# K-Nearest Neighbors (KNN)

KNN is one of the simplest and most intuitive supervised learning algorithms. It is often called a **"Lazy Learner"** because it doesn't learn a discriminative function from the training data but memorizes the training dataset instead.

**Core Philosophy:** *"Tell me who your neighbors are, and I'll tell you who you are."*



### 1. How It Works
KNN assumes that similar things exist in close proximity.

**The Algorithm Steps:**
1.  **Choose K:** Select the number of neighbors (e.g., $K=5$).
2.  **Calculate Distance:** Find the distance between the new data point and every point in the training set.
3.  **Find Neighbors:** Sort distances and pick the $K$ nearest points.
4.  **Vote (Classification):** Assign the class that is most frequent among the neighbors (Mode).
    * *Regression:* Assign the average value of the neighbors (Mean).

---

### 2. Distance Metrics (The Math)
How do we measure "closeness"?

* **Euclidean Distance (L2 Norm):** The straight line distance (standard).
    $$d(p, q) = \sqrt{\sum_{i=1}^{n} (q_i - p_i)^2}$$

* **Manhattan Distance (L1 Norm):** The distance traveling along grid lines (blocks).

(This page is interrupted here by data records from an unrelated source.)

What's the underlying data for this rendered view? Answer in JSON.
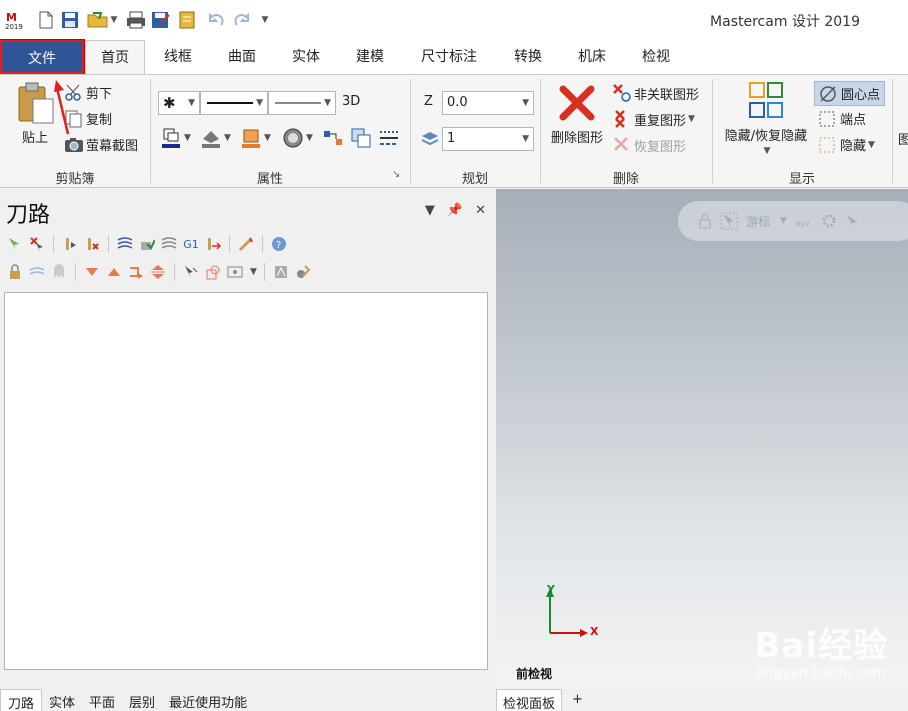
{
  "titlebar": {
    "app_logo_text": "2019",
    "app_title": "Mastercam 设计 2019"
  },
  "tabs": [
    {
      "label": "文件"
    },
    {
      "label": "首页"
    },
    {
      "label": "线框"
    },
    {
      "label": "曲面"
    },
    {
      "label": "实体"
    },
    {
      "label": "建模"
    },
    {
      "label": "尺寸标注"
    },
    {
      "label": "转换"
    },
    {
      "label": "机床"
    },
    {
      "label": "检视"
    }
  ],
  "ribbon": {
    "clipboard": {
      "paste": "贴上",
      "cut": "剪下",
      "copy": "复制",
      "screenshot": "萤幕截图",
      "group": "剪贴簿"
    },
    "attributes": {
      "dim_3d": "3D",
      "group": "属性"
    },
    "planning": {
      "z_label": "Z",
      "z_value": "0.0",
      "level_value": "1",
      "group": "规划"
    },
    "delete": {
      "delete_entities": "删除图形",
      "non_assoc": "非关联图形",
      "duplicate": "重复图形",
      "restore": "恢复图形",
      "group": "删除"
    },
    "display": {
      "hide_unhide": "隐藏/恢复隐藏",
      "arc_center": "圆心点",
      "endpoints": "端点",
      "hide": "隐藏",
      "group": "显示",
      "overflow": "图"
    }
  },
  "left_panel": {
    "title": "刀路",
    "toolbar_g1": "G1",
    "bottom_tabs": [
      "刀路",
      "实体",
      "平面",
      "层别",
      "最近使用功能"
    ]
  },
  "viewport": {
    "hud_label": "游标",
    "axis_y": "Y",
    "axis_x": "X",
    "view_label": "前检视",
    "tabs": [
      "检视面板",
      "+"
    ],
    "watermark": "Bai经验",
    "watermark_sub": "jingyan.baidu.com"
  },
  "colors": {
    "file_tab_bg": "#2f5597",
    "annotation_red": "#e02020",
    "delete_red": "#d83020",
    "axis_green": "#1a8a2a",
    "axis_red": "#cc1010"
  }
}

Good for high dimensions.
    $$d(p, q) = \sum_{i=1}^{n} |q_i - p_i|$$

* **Minkowski Distance:** Generalized form.
    * $p=1 \rightarrow$ Manhattan.
    * $p=2 \rightarrow$ Euclidean.

---

### 3. Choosing the Right 'K'
The value of $K$ controls the Bias-Variance Tradeoff.

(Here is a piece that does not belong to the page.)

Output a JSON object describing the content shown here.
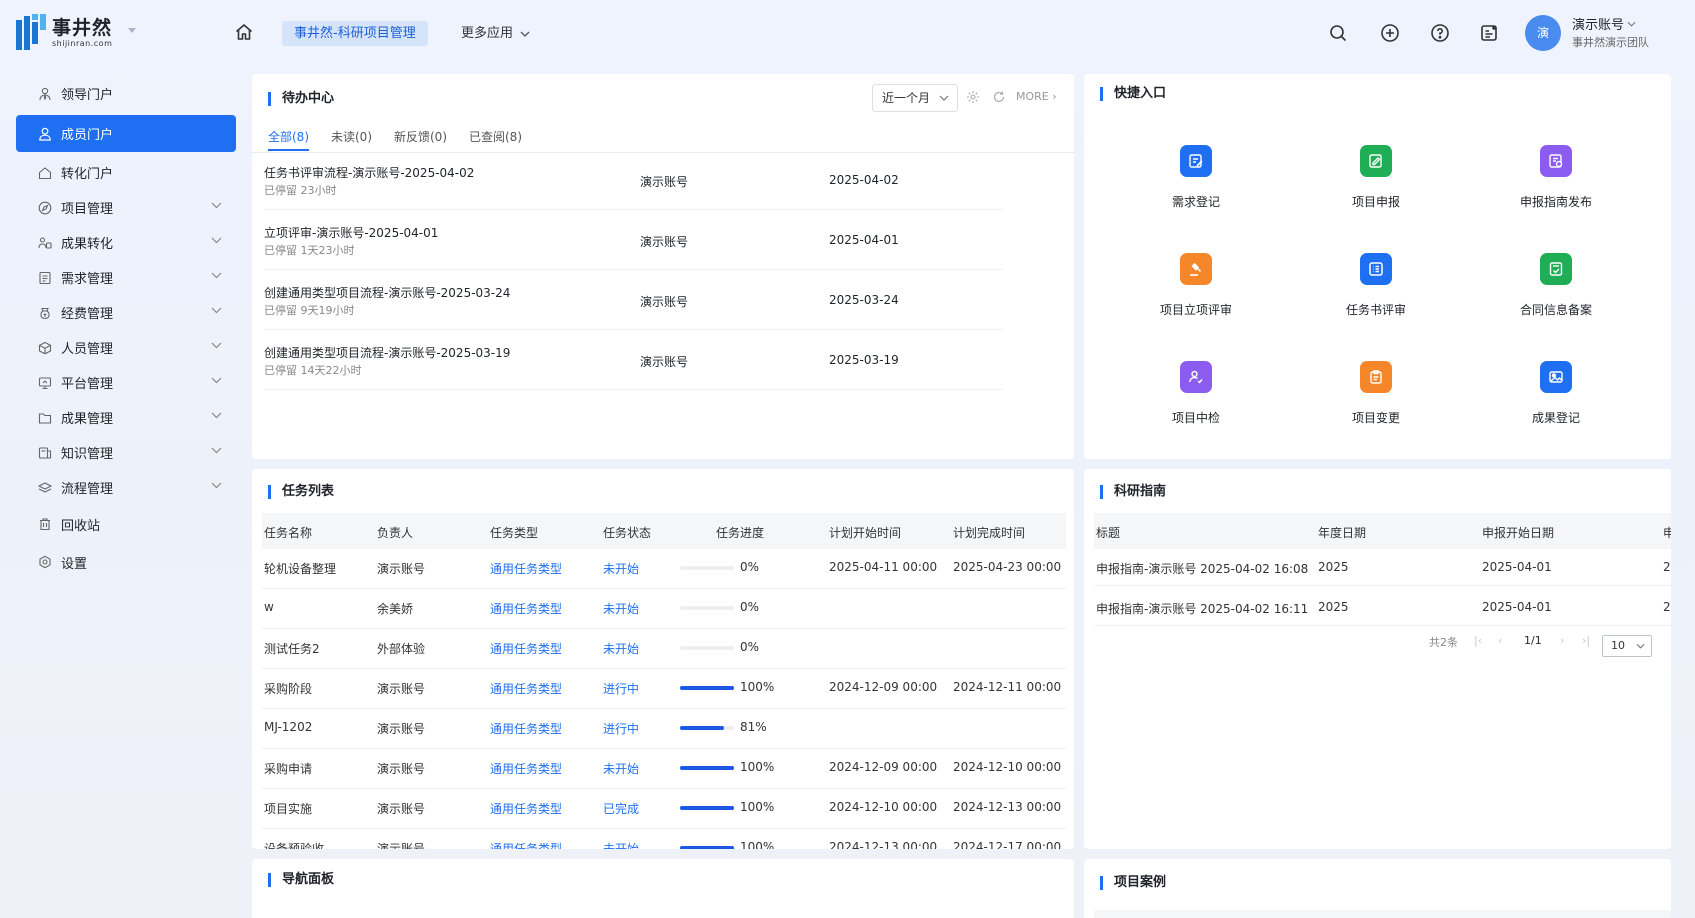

* **Small K (e.g., $K=1$):**
    * **Overfitting (High Variance):** The decision boundary is very jagged. The model memorizes noise. If the nearest point is an outlier, the prediction is wrong.
* **Large K (e.g., $K=100$):**
    * **Underfitting (High Bias):** The decision boundary becomes overly smooth. It ignores local patterns and just predicts the majority class of the entire dataset.
* **Optimal K:** Usually found via **Cross-Validation** (Square root of $N$ is a common starting rule of thumb).
    * *Tip:* Choose an **Odd Number** for $K$ to avoid ties in binary classification.



---

### 4. Critical Requirement: Feature Scaling
KNN calculates distances based on absolute numbers.

* **Scenario:**
    * Feature A: Age (18–90)
    * Feature B: Salary (20,000–200,000)
* **Problem:** A difference of 50 in Salary is tiny, but a difference of 50 in Age is massive. However, the Euclidean formula treats "50" equally. The Salary feature will dominate the distance calculation.
* **Solution:** You **MUST** use **StandardScaler** or **MinMaxScaler** before running KNN.

---

### 5. Pros & Cons

| Advantages | Disadvantages |
| :--- | :--- |
| Simple to understand and implement. | **Slow Prediction:** It must calculate the distance to *every* training point for *every* prediction ($O(N)$ complexity). |
| No training period (Lazy Learner). | **Memory Intensive:** Must store the entire dataset. |
| Non-parametric (makes no assumptions about data distribution). | **Curse of Dimensionality:** Performance drops drastically as features increase (space becomes sparse). |

---

### 6. FAQ (Interview Questions)

**Q: Why is KNN called a "Lazy Learner"?**
**A:** Because it does not build a model during the training phase. It essentially does nothing until you ask it to make a prediction.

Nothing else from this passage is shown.